Running the code as below:
Deep learning¶
Specify the same data, wandb project, entity and group names as used for sweeping or training. Once the best run is identified by the user, passing the run id into --config_from_run will automatically load config of the best run from wandb.
# use the WANDB_ENTITY_NAME, WANDB_PROJECT_NAME and the best run id corresponding to the sweep
# WANDB_GROUP_NAME should be changed to reflect the new category of runs (eg "cval")
python cross_validate.py <TRAIN_DATA> <FORMAT> --test TEST_DATA --valid VALIDATION_DATA --entity_name WANDB_ENTITY_NAME --project_name WANDB_PROJECT_NAME --group_name WANDB_GROUP_NAME --kfolds N --config_from_run WANDB_RUN_ID --output_dir OUTPUT_DIR
Frequency-based approaches¶
Cross-validation is carried out within the main pipeline:
python freq_pipeline.py -i [INFILE_PATH ... ] --format "csv" -t TOKENISER_PATH --freq_method [ cvec | tfidf ] --model [ rf | xg ] --kfolds N --sweep_count N --metric_opt [ accuracy | f1 | precision | recall | roc_auc ] --output_dir OUTPUT_DIR
Embedding¶
Cross-validation is carried out within the main pipeline:
python embedding_pipeline.py -i [INFILE_PATH ... ] --format "csv" -t TOKENISER_PATH --freq_method [ cvec | tfidf ] --model [ rf | xg ] --kfolds N --sweep_count N --metric_opt [ accuracy | f1 | precision | recall | roc_auc ] --output_dir OUTPUT_DIR
Notes¶
The original documentation to specify training arguments is available here.
Usage¶
Deep learning¶
Sweep parameters and search space should be passed in as a json file.

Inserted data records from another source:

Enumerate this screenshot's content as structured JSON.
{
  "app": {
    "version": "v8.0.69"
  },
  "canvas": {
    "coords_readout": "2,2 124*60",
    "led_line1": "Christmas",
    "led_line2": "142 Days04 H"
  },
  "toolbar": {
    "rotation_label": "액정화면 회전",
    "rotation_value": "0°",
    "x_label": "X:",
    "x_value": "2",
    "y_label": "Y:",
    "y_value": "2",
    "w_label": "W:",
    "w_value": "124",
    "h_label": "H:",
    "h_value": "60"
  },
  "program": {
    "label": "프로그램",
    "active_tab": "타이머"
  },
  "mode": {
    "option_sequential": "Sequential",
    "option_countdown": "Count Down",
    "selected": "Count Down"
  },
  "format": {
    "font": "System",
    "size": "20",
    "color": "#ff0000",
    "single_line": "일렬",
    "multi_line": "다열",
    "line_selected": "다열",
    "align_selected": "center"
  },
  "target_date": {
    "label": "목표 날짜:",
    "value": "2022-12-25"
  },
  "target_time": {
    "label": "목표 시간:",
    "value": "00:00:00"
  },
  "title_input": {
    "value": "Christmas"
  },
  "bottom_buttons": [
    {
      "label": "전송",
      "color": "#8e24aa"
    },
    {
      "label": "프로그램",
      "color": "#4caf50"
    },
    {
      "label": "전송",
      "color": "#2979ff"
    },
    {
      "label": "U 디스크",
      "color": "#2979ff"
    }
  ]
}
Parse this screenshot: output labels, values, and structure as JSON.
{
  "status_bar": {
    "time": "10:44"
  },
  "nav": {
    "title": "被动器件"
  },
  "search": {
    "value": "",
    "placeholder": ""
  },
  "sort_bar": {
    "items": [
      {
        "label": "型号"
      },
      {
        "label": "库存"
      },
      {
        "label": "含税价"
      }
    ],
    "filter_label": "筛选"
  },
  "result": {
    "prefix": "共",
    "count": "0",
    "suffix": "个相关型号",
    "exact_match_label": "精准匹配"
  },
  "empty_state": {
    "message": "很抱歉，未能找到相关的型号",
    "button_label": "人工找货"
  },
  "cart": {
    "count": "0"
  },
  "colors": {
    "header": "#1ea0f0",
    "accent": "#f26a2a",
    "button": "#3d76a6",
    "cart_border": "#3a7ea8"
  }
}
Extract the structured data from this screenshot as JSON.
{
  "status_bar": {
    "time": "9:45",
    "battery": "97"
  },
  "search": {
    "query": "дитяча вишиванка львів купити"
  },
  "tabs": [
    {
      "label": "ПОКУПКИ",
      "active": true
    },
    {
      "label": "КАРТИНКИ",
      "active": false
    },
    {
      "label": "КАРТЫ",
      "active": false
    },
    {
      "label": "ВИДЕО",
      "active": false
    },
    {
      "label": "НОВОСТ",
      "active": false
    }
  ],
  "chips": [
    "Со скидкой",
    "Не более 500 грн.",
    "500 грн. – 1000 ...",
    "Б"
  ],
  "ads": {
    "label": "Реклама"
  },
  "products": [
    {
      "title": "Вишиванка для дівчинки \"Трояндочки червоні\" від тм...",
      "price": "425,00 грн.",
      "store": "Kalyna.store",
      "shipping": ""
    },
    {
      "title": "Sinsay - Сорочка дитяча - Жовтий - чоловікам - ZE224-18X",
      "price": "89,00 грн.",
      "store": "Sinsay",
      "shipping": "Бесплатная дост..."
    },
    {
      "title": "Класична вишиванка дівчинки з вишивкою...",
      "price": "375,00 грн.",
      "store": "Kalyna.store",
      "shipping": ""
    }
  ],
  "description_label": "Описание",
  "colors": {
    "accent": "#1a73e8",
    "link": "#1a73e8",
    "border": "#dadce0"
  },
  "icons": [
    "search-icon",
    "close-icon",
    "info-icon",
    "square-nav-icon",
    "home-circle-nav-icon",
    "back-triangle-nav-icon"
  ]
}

python ../src/cross_validate.py -h
usage: cross_validate.py [-h] [--tokeniser_path TOKENISER_PATH] [-t TEST] [-v VALID] [-m MODEL_PATH] [-o OUTPUT_DIR]
[-d DEVICE] [-s VOCAB_SIZE] [-f HYPERPARAMETER_FILE] [-l LABEL_NAMES [LABEL_NAMES ...]]
[-k KFOLDS] [-e ENTITY_NAME] [-g GROUP_NAME] [-p PROJECT_NAME] [-c CONFIG_FROM_RUN]
[-o METRIC_OPT] [--overwrite_output_dir] [--no_shuffle] [--wandb_off]
train format
Take HuggingFace dataset and perform cross validation.
positional arguments:
train path to [ csv | csv.gz | json | parquet ] file
format specify input file type [ csv | json | parquet ]
optional arguments:
-h, --help show this help message and exit
--tokeniser_path TOKENISER_PATH
path to tokeniser.json file to load data from
-t TEST, --test TEST path to [ csv | csv.gz | json | parquet ] file
-v VALID, --valid VALID
path to [ csv | csv.gz | json | parquet ] file
-m MODEL_PATH, --model_path MODEL_PATH
path to pretrained model dir. this should contain files such as [ pytorch_model.bin,
config.yaml, tokeniser.json, etc ]
-o OUTPUT_DIR, --output_dir OUTPUT_DIR
specify path for output (DEFAULT: ./cval_out)
-d DEVICE, --device DEVICE
choose device [ cpu | cuda:0 ] (DEFAULT: detect)
-s VOCAB_SIZE, --vocab_size VOCAB_SIZE
vocabulary size for model configuration
-f HYPERPARAMETER_FILE, --hyperparameter_file HYPERPARAMETER_FILE
provide training_args.bin or json file of hyperparameters. NOTE: if given, this overrides all
HfTrainingArguments! This is overridden by --config_from_run!
-l LABEL_NAMES [LABEL_NAMES ...], --label_names LABEL_NAMES [LABEL_NAMES ...]
provide column with label names (DEFAULT: "").
-k KFOLDS, --kfolds KFOLDS
run n number of kfolds (DEFAULT: 8)
-e ENTITY_NAME, --entity_name ENTITY_NAME
provide wandb team name (if available).
-g GROUP_NAME, --group_name GROUP_NAME
provide wandb group name (if desired).
-p PROJECT_NAME, --project_name PROJECT_NAME
provide wandb project name (if available).
-c CONFIG_FROM_RUN, --config_from_run CONFIG_FROM_RUN
load arguments from existing wandb run. NOTE: if given, this overrides --hyperparameter_file!
METRIC_OPT, --metric_opt METRIC_OPT
score to maximise [ eval/accuracy | eval/validation | eval/loss | eval/precision |
eval/recall ] (DEFAULT: eval/f1)
--overwrite_output_dir
override output directory (DEFAULT: OFF)
--no_shuffle turn off random shuffling (DEFAULT: SHUFFLE)
--wandb_off run hyperparameter tuning using the wandb api and log training in real time online (DEFAULT:
ON)
Note
If using the --config_from_run option, note that this inherits the original output directory paths. Make sure you specify a new --output_dir and enable the --overwrite_output_dir flag. This also inherits the device specifications (gpu or cpu).